Advertorial

Tak Sekedar Logo dan Produk, Merek bisa Jadi Perekat dengan Konsumen

Kompas.com - 29/11/2017, 11:30 WIB

Sadar atau tidak, konsumsi sehari-hari masyarakat identik dengan merek atau brand. Hampir seluruh kebutuhan masyarakat dibeli dengan mengacu kepada merek produknya. Namun, apakah sebenarnya yang dimaksud dengan merek?

Inilah yang dibahas oleh Subiakto Priosoedarsono, pakar branding Indonesia dalam Business Scale-Up E-Commerce Workshop yang digelar oleh BCA di Hotel Indonesia Kempinski Jakarta, Senin (20/11/2017) lalu.

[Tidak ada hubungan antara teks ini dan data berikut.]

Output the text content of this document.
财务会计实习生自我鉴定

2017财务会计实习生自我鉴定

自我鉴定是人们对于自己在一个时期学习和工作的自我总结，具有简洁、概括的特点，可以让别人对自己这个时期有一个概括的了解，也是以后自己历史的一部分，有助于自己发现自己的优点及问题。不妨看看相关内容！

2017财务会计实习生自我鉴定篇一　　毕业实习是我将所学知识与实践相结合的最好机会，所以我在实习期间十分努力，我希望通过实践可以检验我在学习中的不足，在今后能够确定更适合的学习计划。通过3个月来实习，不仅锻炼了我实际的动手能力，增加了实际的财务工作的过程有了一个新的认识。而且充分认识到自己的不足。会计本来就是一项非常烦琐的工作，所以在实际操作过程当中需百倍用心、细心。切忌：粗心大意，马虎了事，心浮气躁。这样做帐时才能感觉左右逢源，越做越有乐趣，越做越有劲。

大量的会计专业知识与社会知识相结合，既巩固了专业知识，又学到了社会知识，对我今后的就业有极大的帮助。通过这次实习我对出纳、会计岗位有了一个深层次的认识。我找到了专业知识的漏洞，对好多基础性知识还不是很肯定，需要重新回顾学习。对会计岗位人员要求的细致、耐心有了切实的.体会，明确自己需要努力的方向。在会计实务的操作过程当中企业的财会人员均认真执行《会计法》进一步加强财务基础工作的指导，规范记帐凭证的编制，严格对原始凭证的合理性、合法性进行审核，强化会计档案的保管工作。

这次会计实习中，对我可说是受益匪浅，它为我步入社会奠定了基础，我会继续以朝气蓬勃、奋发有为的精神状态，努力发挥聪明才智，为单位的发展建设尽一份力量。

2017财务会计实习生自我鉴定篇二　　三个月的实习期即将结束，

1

Menurut Subiakto, brand adalah ikatan emosi antara sebuah produk dengan konsumennya.

Brand adalah ikatan emosi. Brand bukan apa yang dikatakan oleh Anda tentang diri Anda, tetapi apa yang dikatakan publik tentang Anda. Kepercayaannya dibangun oleh experience. Brand itu cinta pada gigitan pertama dan membuat pengguna brand menjadi siapa?” tutur Subiakto.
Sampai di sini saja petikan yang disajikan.